U.S. Bankruptcy Judge Benjamin Goldgar authorized the dismantling March 30. It's one facet of a massive bankruptcy case involving Caesars Entertainment Corp. and its attempt to restructure or shed almost $20 billion in debt.

It's unclear when Caesars will begin demolition or how long it will take. Alicia Draper, a permit clerk with the Tunica County Planning Commission, said Monday that Caesars has yet to seek a required permit. Spokesman Patrick Collins would only say Friday that Caesars is "proceeding with the court-approved process."

Las Vegas-based Caesars closed Harrah's in June, eliminating about 1,000 jobs at the sprawling resort that opened in 1996 as Grand Casino Tunica.

Demolition was opposed by the Clarksdale-based Yazoo-Mississippi Delta Levee Board. The board collects $3.65 million yearly from a port facility lease for the barges docked in Buck Lake, an oxbow lake of the Mississippi River about 30 miles south of Memphis, Tennessee. Bankruptcy filings listed the board as Caesars' seventh-largest unsecured creditor, with $10.5 million due on a lease running through 2017. Caesars has paid some of that money since it filed for Chapter 11 reorganization in January.

Court filings indicate Caesars is likely to use bankruptcy rules to void the lease. However, one of the three former Harrah's hotels is on levee board land, and it's unclear what would happen to the building if Caesars ended the lease.

The levee board fought the dismantling, saying Caesars hadn't done enough to try to sell Harrah's.

The levee board said that after Caesars sought demolition, the board was contacted by Ravi Bendapudi, a Los Angeles lawyer who said he and business partner Wayne Bryan wanted to buy Harrah's. The potential buyer claimed Caesars was blocking the purchase because the company didn't want Bendapudi to reopen the casino and compete with nearby Caesars-owned Horseshoe Tunica and Tunica Roadhouse Hotel & Casino.

A lawyer for the levee board wrote that Caesars has "an inherent conflict of interest because dismantling the Harrah's Tunica casino would benefit the debtors' two other casinos by effectively eliminating the possibility of future casino competition on the Harrah's Tunica property."

Levee board officials could not immediately be reached for comment Monday.

Caesars said it had tried to sell Harrah's since 2012. After extended contact with Bryan, a Virginia man who's developing a resort in Panama, Caesars described him in court papers as "less than credible."

"For example, when asked to provide proof of funds, Mr. Bryan claimed to be working with who he described as a well-funded foreign national and submitted unverified documents from a non-U.S. bank purporting to hold in excess of one trillion dollars," a lawyer for Caesars wrote.

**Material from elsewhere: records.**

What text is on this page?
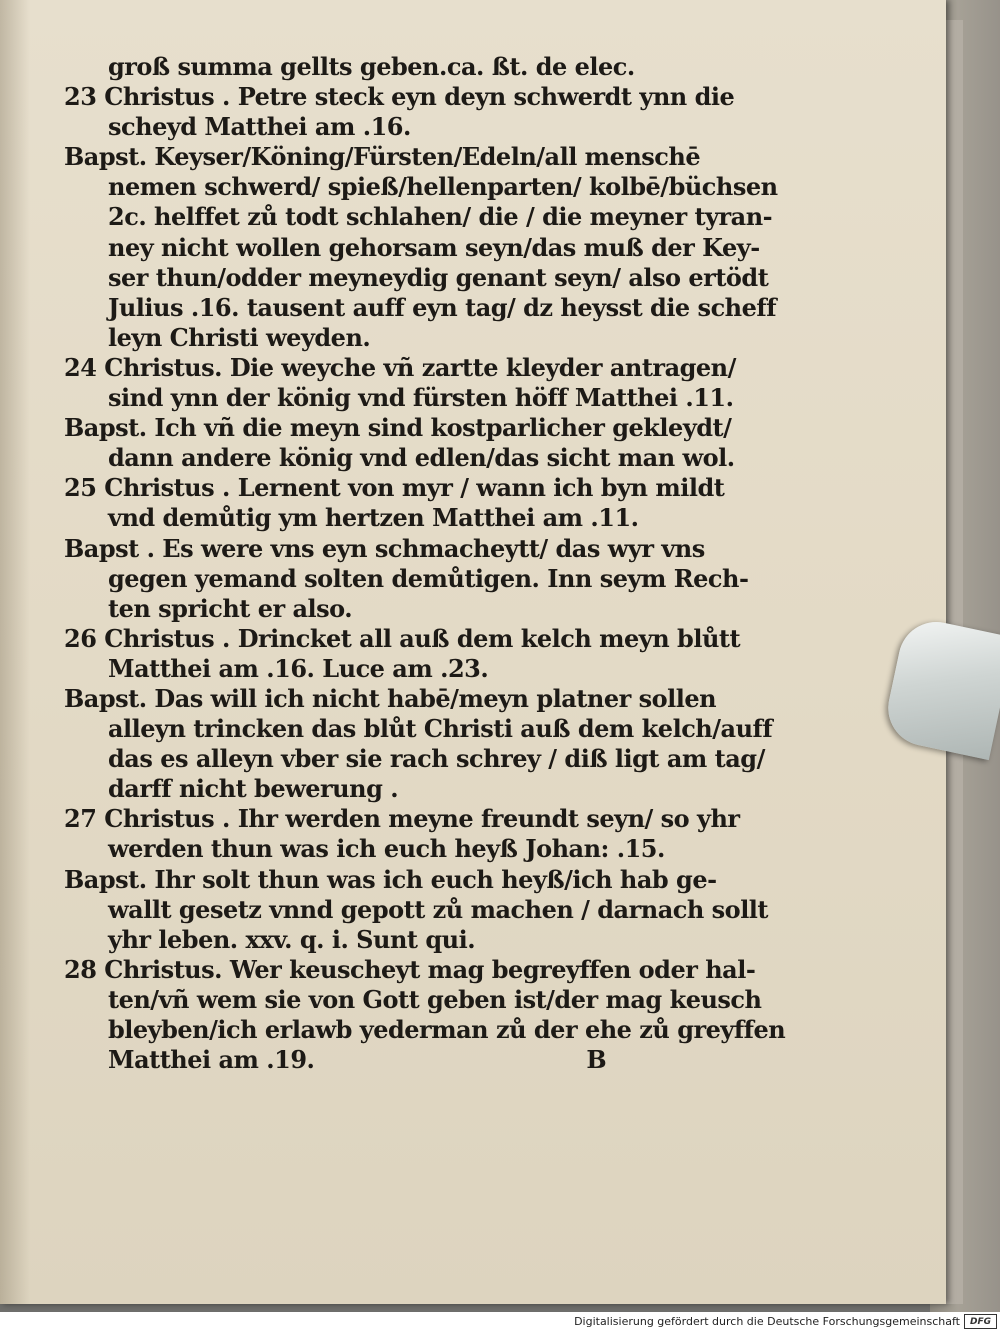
groß summa gellts geben.ca. ßt. de elec.
23 Christus . Petre steck eyn deyn schwerdt ynn die
scheyd Matthei am .16.
Bapst. Keyser/Köning/Fürsten/Edeln/all menschē
nemen schwerd/ spieß/hellenparten/ kolbē/büchsen
2c. helffet zů todt schlahen/ die / die meyner tyran-
ney nicht wollen gehorsam seyn/das muß der Key-
ser thun/odder meyneydig genant seyn/ also ertödt
Julius .16. tausent auff eyn tag/ dz heysst die scheff
leyn Christi weyden.
24 Christus. Die weyche vñ zartte kleyder antragen/
sind ynn der könig vnd fürsten höff Matthei .11.
Bapst. Ich vñ die meyn sind kostparlicher gekleydt/
dann andere könig vnd edlen/das sicht man wol.
25 Christus . Lernent von myr / wann ich byn mildt
vnd demůtig ym hertzen Matthei am .11.
Bapst . Es were vns eyn schmacheytt/ das wyr vns
gegen yemand solten demůtigen. Inn seym Rech-
ten spricht er also.
26 Christus . Drincket all auß dem kelch meyn blůtt
Matthei am .16. Luce am .23.
Bapst. Das will ich nicht habē/meyn platner sollen
alleyn trincken das blůt Christi auß dem kelch/auff
das es alleyn vber sie rach schrey / diß ligt am tag/
darff nicht bewerung .
27 Christus . Ihr werden meyne freundt seyn/ so yhr
werden thun was ich euch heyß Johan: .15.
Bapst. Ihr solt thun was ich euch heyß/ich hab ge-
wallt gesetz vnnd gepott zů machen / darnach sollt
yhr leben. xxv. q. i. Sunt qui.
28 Christus. Wer keuscheyt mag begreyffen oder hal-
ten/vñ wem sie von Gott geben ist/der mag keusch
bleyben/ich erlawb yederman zů der ehe zů greyffen
Matthei am .19.	B
Digitalisierung gefördert durch die Deutsche Forschungsgemeinschaft	DFG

Caesars says dismantling the barges will cut expenses by more than $500,000 a month. The casino company said it can't stop paying rent as long as it needs access to levee board land to dismantle the barges. Caesars accused the levee board of dragging its feet to keep collecting $304,000 a month in rent.

The company has said it will also raise money by selling scrap and the contents of the 136,000 square-foot casino.